-Translated from french-

He points out that it is prohibited by the Consumer Protection Act to use false pretexts to solicit a sale. We see a lot of this type of practice in the fields of energy and decontamination, underlines Charles Tanguay, spokesperson for the OPC.

“There seems to be an increase in advertisements on Facebook, which are specifically aimed at homeowners to promise them energy savings, home insulation subsidies for example, energy efficiency inspections, and this is often presented under the cover of ecology, he explains in a telephone interview. It is not known whether it is a company, an association or the government. We play a lot on this ambiguity of not knowing who we are dealing with. »

The OPC mentions the example of a merchant who comes to a residence offering to inspect or clean air ducts free of charge with the hidden aim of selling a new appliance, or that of an individual who offers to inspect the attic of a property and who suddenly discovers the presence of mold, which would require urgent decontamination work, even though the photos he presents are not those of the residence inspected.

Another example concerns social media, where a company runs a contest to allow participants to win a heat pump or save $5,000 on work, thereby forcing the “winner” to do business with them.

It must be taken into account that many of these companies sell heat pumps for two, three or even four times the price they are worth. Then it’s easy for them to say you’re getting $5,000 off when the price has already been inflated.

Charles Tanguay, spokesperson for the OPC

Another strategy used by these dishonest companies is to suggest to potential customers that they will be able to sign up for large government subsidies that would allow them to significantly reduce their energy bills.

Information misused

In certain cases, explains Mr. Tanguay, the traveling salesman asks the owner of the residence to sign a form to see if he is eligible for financial assistance for carrying out work.

The following meeting subsequently turns out to be a sales session where no tactic is ruled out to get the customer to quickly sign up for “contracts which are generally very expensive and not very advantageous”.

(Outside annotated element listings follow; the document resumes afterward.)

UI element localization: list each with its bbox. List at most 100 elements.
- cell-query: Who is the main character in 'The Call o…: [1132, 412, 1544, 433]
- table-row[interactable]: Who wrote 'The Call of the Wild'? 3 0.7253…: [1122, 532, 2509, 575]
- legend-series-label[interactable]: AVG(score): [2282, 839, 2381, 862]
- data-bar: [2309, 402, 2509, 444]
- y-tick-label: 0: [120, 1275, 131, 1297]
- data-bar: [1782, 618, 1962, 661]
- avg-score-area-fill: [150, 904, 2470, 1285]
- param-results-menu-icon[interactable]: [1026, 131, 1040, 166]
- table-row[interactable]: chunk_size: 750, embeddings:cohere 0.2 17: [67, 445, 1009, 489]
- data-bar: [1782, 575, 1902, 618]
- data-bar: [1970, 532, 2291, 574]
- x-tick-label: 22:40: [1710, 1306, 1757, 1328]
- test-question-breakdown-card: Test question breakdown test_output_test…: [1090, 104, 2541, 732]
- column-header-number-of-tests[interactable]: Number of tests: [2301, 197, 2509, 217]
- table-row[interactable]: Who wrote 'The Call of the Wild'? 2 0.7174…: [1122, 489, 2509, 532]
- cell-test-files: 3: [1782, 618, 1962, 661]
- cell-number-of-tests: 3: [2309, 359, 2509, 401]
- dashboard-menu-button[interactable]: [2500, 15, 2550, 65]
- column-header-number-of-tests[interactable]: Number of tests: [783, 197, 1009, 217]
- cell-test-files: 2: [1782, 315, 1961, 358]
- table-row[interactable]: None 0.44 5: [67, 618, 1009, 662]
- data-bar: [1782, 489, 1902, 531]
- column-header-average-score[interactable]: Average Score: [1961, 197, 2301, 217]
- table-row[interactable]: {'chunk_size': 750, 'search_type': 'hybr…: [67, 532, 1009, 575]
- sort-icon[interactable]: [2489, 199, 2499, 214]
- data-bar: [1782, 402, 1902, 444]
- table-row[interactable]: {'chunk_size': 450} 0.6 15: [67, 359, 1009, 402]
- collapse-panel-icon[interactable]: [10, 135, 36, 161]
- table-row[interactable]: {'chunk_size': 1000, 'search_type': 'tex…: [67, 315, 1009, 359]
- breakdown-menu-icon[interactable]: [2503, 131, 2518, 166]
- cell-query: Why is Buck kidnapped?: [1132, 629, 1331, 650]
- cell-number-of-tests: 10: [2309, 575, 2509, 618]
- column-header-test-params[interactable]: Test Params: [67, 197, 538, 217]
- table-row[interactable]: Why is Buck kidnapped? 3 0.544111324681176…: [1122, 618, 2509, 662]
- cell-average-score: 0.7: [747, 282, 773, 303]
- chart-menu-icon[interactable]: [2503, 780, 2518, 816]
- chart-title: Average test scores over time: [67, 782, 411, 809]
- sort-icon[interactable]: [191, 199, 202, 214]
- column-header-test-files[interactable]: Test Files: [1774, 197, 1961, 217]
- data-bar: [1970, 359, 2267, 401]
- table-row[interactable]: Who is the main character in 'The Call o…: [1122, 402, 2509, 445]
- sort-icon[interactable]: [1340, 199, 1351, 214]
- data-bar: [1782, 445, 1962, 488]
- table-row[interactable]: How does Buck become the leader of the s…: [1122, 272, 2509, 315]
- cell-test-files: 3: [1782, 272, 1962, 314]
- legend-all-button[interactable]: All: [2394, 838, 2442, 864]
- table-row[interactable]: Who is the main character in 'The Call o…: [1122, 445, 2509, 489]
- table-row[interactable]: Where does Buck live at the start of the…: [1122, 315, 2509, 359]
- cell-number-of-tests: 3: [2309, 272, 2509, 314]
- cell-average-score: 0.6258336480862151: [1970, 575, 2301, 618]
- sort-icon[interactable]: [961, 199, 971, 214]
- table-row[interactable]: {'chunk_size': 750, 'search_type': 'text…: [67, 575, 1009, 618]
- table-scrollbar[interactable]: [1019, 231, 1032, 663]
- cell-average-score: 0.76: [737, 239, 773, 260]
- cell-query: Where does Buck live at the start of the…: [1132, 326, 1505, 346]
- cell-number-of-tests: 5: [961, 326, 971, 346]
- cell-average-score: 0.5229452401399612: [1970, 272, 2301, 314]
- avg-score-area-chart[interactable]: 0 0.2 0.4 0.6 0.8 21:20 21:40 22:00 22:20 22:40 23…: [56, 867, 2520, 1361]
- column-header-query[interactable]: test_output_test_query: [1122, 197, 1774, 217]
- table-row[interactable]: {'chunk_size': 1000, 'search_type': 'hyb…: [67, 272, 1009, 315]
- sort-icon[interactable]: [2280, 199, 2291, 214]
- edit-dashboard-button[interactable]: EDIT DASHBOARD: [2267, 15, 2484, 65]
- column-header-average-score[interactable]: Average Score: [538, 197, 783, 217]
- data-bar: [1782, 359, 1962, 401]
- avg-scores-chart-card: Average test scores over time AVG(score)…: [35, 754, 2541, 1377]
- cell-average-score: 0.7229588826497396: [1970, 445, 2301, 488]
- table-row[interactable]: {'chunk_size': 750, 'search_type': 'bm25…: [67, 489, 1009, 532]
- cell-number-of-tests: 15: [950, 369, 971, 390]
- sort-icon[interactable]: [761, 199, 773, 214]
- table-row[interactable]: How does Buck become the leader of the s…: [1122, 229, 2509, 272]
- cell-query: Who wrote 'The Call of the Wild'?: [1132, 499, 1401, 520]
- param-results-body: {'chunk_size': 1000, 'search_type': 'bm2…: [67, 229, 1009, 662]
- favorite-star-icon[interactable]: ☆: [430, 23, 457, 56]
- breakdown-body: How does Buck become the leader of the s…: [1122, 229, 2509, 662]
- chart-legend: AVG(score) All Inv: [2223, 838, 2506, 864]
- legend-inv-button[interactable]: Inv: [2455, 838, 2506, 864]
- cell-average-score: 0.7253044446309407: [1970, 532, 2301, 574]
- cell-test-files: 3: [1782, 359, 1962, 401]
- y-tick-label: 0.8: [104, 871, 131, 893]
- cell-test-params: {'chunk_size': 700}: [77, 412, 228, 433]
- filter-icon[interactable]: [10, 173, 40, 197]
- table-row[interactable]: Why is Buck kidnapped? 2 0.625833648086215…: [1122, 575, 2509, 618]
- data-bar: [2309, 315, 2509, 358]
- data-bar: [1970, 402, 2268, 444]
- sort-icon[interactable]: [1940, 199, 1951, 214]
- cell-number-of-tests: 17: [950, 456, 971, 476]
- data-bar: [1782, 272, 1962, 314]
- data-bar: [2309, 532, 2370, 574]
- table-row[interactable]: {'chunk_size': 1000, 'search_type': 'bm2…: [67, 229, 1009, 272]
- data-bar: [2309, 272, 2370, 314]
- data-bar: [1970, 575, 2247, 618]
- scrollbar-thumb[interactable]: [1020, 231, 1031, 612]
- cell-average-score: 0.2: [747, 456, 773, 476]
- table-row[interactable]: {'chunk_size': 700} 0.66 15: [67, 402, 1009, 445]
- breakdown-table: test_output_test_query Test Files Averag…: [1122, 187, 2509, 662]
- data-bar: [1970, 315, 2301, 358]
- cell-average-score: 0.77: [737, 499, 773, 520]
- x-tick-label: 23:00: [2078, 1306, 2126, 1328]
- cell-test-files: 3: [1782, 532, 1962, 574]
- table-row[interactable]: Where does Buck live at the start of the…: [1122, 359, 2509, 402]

“Remember that you are providing personal information that can be misused by these companies,” the spokesperson emphasizes. There are also companies that don’t really exist, which rush to take a deposit and which will immediately disappear. »

Check before signing

The law allows consumers who regret signing a contract to reverse their decision within 10 days. However, it is preferable not to sign anything under pressure, at the risk of regretting it and having to take steps to get rid of the agreement, underlines Mr. Tanguay.

He strongly recommends not signing any agreement within 24 hours and taking the time to weigh the merchant’s proposal before accepting it. All this gives the informed consumer time to carry out certain research to ensure the validity of the offer, in particular on the OPC website where a register indicates whether a merchant holds a permit to make itinerant sales, if he has been the subject of a lawsuit or if he has already been served with notice by consumers.

The Transition Energie Québec and Hydro-Québec websites, among others, list subsidy programs and eligibility criteria.

Mr. Tanguay also invites consumers to validate the legitimacy of the merchant on the Business Register or to consult the Register of license holders of the Régie du logement du Québec if the company wishes to carry out work.

Finally, the spokesperson recommends that owners have several submissions made before deciding on a company.

This dispatch was written with the financial assistance of the Meta Exchange and The Canadian Press for News.